The draft legislation, published by the UK Treasury, follows a two-year consultation process. It would give the FCA the power to regulate firms offering certain types of interest-free instalment credit to consumers, responding to concerns over the risk of consumer harm of the unsecured credit market. Most BNPL firms and products are currently unregulated, and borrowers do not benefit from the consumer protections lenders are required to build into regulated consumer lending products.

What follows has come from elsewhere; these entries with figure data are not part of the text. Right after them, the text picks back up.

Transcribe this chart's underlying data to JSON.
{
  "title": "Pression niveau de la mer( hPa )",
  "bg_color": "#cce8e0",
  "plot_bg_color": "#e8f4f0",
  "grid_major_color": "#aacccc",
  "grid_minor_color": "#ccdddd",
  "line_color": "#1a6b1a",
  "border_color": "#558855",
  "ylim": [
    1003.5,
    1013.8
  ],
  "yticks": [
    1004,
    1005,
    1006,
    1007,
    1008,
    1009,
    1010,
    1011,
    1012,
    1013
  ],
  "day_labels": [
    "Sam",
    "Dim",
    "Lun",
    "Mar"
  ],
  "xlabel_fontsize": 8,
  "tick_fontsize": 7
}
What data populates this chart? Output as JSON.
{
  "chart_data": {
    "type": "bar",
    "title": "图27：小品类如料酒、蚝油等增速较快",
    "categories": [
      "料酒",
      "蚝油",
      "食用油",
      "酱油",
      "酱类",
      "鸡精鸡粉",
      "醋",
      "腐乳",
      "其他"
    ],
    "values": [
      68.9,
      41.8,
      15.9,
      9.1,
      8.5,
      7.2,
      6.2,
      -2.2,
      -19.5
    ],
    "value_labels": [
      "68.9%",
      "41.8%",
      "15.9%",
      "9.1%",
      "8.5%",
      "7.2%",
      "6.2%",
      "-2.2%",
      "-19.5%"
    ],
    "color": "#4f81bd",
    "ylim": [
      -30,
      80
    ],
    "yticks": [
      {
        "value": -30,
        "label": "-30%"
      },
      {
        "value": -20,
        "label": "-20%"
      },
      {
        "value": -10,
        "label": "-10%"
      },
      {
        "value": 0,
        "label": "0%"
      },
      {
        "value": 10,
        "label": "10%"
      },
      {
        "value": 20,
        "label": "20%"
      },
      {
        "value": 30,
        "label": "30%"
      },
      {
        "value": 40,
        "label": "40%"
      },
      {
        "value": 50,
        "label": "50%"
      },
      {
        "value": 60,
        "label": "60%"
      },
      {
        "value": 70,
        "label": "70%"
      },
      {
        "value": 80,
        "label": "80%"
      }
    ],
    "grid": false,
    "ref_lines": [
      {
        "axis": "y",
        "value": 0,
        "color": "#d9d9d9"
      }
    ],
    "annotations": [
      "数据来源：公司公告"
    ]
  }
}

Under the proposed regulatory regime, lenders offering BNPL products would need to be authorised by the financial regulator and would need to comply with various regulatory requirements and consumer credit rules, including the upcoming Consumer Duty and financial promotions regime. The FCA would be able to take enforcement action against any firms that have breached its rules.
The draft legislation would significantly widen the FCA’s remit and indicates the direction of travel for consumer credit reforms more broadly, according to financial regulation experts at Pinsent Masons.
Hannah Ross said: “The consultation reflects over two years’ work in this area by the Treasury and the FCA. It will bolster the FCA’s work to better protect vulnerable customers and support its recent monitoring of BNPL firms and interventions, in particular in the areas of financial promotions and treating customers fairly”.
“The proposed new legislative powers will significantly widen the FCA’s remit and BNPL firms should consider the legal, regulatory and commercial impact arising from these proposed changes. This will include consideration of how BNPL firms can and should be complying with the upcoming Consumer Duty, ensuring they deliver good outcomes for BNPL retail customers,” she said.